First a history lesson, loosely told:
Back in the day, the British Empire rousted a troublesome padishah out of Afghanistan. They marched right into Kabul, set up bases, and gradually found their mighty and incomparable army penned into comfortable bases while the country seemingly went nuts with a combination of tribal and sectarian warfare. In time a less kind, less gentle leader rose up in the place of the ex-ruler, who was growing on the British in confinement back in Lahore, and vice-versa.
Even as matters turned badly for the British commanders in Iraq, er, I mean Afghanistan, they were sending home missives extoling just how yea mightily they were rebuilding the country into a fine addition to Raj. After all, in no way shape or form could the Afghans in any combination take on their conquerors in a set piece battle.
Yet for some reason, by the end of the day that did not stop the Afghans from killing almost every single soldier that entered their country in what remains one of the most humiliating routs, I mean, orderly retreats, in military history.
Oh, the punchline
The British ultimately reconquered Afghanistan with extreme prejudice, and successfully reigned there, via a local ruler and his successors, for the next century.
That ruler: they guy they spent two years and almost thirty thousand men to depose in the first place.
Now, wouldn't it be a hoot if Bush was forced into a position to resurrect Saddam Hussein's political fortunes, on account there was no Sunni leader with a sufficient (albeit degraded) power base that could be trusted not to have some affiliation with Al-Qaida, save for the one man that had been under lock and key for the past two years?

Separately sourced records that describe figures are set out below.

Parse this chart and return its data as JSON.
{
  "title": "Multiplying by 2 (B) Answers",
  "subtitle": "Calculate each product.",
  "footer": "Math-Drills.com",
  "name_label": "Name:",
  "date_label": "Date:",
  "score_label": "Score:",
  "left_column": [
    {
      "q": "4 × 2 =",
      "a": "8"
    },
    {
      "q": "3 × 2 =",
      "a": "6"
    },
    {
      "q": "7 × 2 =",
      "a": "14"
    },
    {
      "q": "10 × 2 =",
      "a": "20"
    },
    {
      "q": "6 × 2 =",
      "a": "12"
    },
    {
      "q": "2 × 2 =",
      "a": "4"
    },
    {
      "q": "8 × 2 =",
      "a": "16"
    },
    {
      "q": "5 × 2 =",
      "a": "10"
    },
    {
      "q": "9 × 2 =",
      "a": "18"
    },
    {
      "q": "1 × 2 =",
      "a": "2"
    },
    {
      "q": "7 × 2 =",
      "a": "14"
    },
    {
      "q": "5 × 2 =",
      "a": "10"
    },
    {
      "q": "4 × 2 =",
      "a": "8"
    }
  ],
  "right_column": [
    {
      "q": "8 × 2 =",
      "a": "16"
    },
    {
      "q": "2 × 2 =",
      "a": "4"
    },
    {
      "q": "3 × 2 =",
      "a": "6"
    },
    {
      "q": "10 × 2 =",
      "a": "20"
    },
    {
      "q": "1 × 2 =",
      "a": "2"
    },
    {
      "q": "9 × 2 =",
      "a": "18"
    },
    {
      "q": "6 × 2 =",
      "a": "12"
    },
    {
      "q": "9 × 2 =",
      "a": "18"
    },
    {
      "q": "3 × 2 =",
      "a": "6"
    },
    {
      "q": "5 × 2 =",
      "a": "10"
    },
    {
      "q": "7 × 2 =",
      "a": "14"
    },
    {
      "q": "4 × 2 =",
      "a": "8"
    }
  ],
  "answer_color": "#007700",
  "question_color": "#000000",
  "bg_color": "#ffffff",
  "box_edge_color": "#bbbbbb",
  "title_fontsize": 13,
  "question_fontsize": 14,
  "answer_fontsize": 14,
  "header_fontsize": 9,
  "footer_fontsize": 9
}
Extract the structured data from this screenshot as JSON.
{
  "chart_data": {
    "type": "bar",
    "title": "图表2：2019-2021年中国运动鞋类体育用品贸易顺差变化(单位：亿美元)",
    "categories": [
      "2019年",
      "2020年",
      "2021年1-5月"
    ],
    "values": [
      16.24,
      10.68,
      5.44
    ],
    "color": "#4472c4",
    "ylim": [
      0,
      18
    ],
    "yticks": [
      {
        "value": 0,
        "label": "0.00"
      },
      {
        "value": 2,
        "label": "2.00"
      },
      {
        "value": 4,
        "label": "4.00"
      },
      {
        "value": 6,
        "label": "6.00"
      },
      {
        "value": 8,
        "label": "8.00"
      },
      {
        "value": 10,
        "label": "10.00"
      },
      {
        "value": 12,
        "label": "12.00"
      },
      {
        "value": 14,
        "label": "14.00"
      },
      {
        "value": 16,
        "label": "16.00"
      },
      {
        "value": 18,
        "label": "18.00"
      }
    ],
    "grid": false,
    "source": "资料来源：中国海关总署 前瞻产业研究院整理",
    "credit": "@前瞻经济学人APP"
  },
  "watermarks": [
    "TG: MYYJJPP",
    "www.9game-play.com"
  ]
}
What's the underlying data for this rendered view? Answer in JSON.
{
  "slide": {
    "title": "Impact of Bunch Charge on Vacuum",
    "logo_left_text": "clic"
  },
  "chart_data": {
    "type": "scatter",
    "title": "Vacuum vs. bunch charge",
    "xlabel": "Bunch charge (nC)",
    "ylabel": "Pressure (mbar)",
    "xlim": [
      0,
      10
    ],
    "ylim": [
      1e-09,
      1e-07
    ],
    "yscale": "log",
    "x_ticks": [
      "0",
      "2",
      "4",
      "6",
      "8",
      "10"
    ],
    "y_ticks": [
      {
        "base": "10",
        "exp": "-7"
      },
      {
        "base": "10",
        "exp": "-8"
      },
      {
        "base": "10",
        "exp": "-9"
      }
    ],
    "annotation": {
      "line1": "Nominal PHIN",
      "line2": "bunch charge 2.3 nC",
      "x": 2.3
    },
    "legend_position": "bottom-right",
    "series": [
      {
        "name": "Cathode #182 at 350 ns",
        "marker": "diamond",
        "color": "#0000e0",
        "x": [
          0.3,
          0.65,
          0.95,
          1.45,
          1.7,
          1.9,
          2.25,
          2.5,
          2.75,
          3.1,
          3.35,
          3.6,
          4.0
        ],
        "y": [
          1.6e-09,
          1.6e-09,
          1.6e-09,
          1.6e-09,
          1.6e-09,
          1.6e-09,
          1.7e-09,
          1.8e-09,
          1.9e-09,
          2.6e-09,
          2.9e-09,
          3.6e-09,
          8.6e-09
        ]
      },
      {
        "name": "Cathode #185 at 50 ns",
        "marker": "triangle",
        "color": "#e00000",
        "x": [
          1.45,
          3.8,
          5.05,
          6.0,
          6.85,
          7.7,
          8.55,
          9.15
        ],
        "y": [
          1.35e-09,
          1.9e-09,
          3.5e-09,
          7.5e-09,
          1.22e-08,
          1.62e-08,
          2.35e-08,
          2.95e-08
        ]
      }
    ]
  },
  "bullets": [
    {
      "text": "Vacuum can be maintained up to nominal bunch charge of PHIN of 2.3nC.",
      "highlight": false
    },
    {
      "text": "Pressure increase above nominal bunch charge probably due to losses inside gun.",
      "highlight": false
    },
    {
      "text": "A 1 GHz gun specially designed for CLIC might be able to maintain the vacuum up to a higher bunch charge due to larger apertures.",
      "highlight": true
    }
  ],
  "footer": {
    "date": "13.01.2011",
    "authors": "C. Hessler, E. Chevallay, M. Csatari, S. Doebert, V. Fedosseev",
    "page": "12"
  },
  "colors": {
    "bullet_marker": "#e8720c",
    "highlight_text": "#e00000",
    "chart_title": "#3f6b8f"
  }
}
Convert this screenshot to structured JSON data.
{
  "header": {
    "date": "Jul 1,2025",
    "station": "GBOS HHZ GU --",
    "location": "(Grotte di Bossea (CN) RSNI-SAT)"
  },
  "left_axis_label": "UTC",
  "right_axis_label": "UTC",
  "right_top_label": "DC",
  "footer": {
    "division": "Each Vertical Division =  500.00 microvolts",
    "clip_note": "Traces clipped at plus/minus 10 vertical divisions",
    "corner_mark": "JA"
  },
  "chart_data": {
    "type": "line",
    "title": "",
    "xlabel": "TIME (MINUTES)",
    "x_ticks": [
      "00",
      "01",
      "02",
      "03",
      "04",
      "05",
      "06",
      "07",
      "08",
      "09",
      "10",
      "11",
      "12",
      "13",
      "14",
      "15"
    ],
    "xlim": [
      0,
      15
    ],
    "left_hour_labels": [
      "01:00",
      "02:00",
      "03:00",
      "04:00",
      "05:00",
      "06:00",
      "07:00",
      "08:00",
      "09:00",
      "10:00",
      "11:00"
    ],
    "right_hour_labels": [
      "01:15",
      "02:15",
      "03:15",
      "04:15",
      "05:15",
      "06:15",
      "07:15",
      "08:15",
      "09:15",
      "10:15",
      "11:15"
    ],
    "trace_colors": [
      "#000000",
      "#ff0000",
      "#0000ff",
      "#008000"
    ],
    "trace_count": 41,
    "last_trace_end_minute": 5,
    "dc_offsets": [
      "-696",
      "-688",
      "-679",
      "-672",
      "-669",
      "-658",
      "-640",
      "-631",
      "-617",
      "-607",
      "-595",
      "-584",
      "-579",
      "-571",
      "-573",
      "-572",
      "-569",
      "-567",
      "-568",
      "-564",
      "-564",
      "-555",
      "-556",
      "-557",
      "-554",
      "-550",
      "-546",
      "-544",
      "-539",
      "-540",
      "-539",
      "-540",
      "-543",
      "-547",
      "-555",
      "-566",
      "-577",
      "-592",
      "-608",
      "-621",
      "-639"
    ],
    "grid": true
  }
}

Except it wouldn't be very funny at all, to either the Iraqi people or the American electorate.
My thinking
That which does not cost much, or require much alteration of 'the course', and defers hardship a little while longer for those who have so far incurred no hardship at all is the choice that the Bushies will make.
That means firming up patrols in central Iraq, curtailing by force if necessary the movement of Shia militias, clamping down in the name of keeping the peace on any movement whatsoever by the Sunnis, all to play to an audience back home. More O the same, only more of it.
And if people starve or die, well, so long as it's not on the American news who cares, that decides on such matters?
I see the Bushies deferring the choice, and inching as little as they must toward guarding the Sunni Arabs, who have heretofore been the most prominent adversaries of the Coalition forces in Iraq, on account suddenly switching gears and letting Sadr's Mehdi tear through Baghdad town would provoke a terrible outcry throughout Iraq, Islam and most important of all to the Bushies, in the approval polls back home.